Never follow a passenger to his or her house even if asked. Help your passenger reach her destination safely; behave professionally even if she creates a nuisance
These were some of the advice handed out to Uber drivers at a gender sensitisation programme in the city recently.
Uber driver Tanmoy Ghosh, who has been on the app cab platform for over three years now, shared how a lady passenger once called him to her apartment to collect the fare.
“I knew I couldn’t follow her to her flat. I waited in my car for some time, hoping she would come out and give me my fare.
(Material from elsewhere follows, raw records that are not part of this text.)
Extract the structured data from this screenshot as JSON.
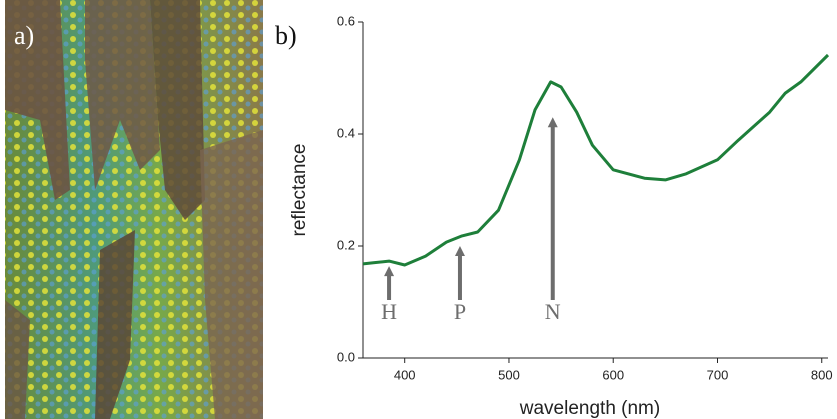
{
  "chart_data": {
    "type": "line",
    "panel_labels": [
      "a)",
      "b)"
    ],
    "xlabel": "wavelength (nm)",
    "ylabel": "reflectance",
    "x": [
      360,
      370,
      385,
      400,
      420,
      440,
      455,
      470,
      490,
      510,
      525,
      540,
      550,
      565,
      580,
      600,
      630,
      650,
      670,
      700,
      720,
      750,
      765,
      780,
      806
    ],
    "values": [
      0.168,
      0.17,
      0.173,
      0.166,
      0.182,
      0.207,
      0.218,
      0.225,
      0.264,
      0.354,
      0.443,
      0.493,
      0.484,
      0.439,
      0.38,
      0.336,
      0.321,
      0.318,
      0.329,
      0.354,
      0.389,
      0.439,
      0.473,
      0.493,
      0.541
    ],
    "color": "#1e7f3a",
    "xlim": [
      360,
      806
    ],
    "ylim": [
      0,
      0.6
    ],
    "xticks": [
      400,
      500,
      600,
      700,
      800
    ],
    "yticks": [
      {
        "value": 0,
        "label": "0.0"
      },
      0.2,
      0.4,
      0.6
    ],
    "annotations": [
      {
        "label": "H",
        "x": 385,
        "y": 0.164
      },
      {
        "label": "P",
        "x": 453,
        "y": 0.2
      },
      {
        "label": "N",
        "x": 542,
        "y": 0.43
      }
    ]
  }
}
When she didn’t, I left, forgoing the money,” Ghosh said at the gender sensitisation programme conducted by Manas Foundation, a Delhi-based NGO that also works with the drivers of Delhi State Transport Corporation.
The workshop at Tiljala Road was attended by around 30 driver partners.
Ghosh was right in not following the lady to her flat, said a Manas trainer who encouraged the drivers to narrate their experiences on the platform.
“Our community guidelines strictly forbid driver partners to follow passengers to their houses,” the trainer said. “It is unfortunate that Ghosh was deprived of his earning but following the lady to her flat might have landed him in trouble.”
Also discussed were instances of women returning from late-night parties falling asleep in the cab or inebriated women creating a nuisance during the ride. The cardinal rule to follow in such instances is “to help your passenger reach her destination safely”.
“You have to behave professionally. It’s your duty to reach your passengers safely. So you should do that regardless of how your passengers might be behaving,” said the trainer.
Uber has been conducting these gender sensitisation programmes for driver partners since June. “We conduct two sessions per day, six days a week,” said an Uber spokesperson.
The app cab aggregator piloted the programme last year with 1,000 driver partners. This year it plans to reach out to 6,000 driver partners.
“We send out messages to our partners and ask them to attend. They come according to their convenience,” said the spokesperson.
Uber is conducting such sessions in seven other Tier 1 cities — Delhi, Mumbai, Hyderabad, Pune, Bangalore, Chennai and Guwahati.
Driver partners who attend the training sessions are given certificates stating that they have been through a gender sensitisation programme. The certificates are displayed in the cab so that riders know which drivers have been trained, said the Uber spokesperson.
The sessions also focus on existing legislations on women’s safety. The driver partners at the city workshop were about Sections 354C, 509 and 376 of the Indian Penal
Code and about the Vishakha guidelines. IPC 354 C deals with voyeurism, IPC 509 stipulates the punishment for insulting the modesty of a woman and IPC 376 deals with rape.
Uber driver Satyen came back with his daughter for a second session. “The workshop talks a lot about laws relating to safety of girls, so I thought she should attend it. I did not understand the whole thing very well, so I thought she should hear it directly,” he said.
“We try to make drivers aware of the gender laws regarding to sensitise them. Once they are sensitised, their behaviour at home towards their wives and other women in their community also changes. It is this change in society that we are working towards,” said the trainer.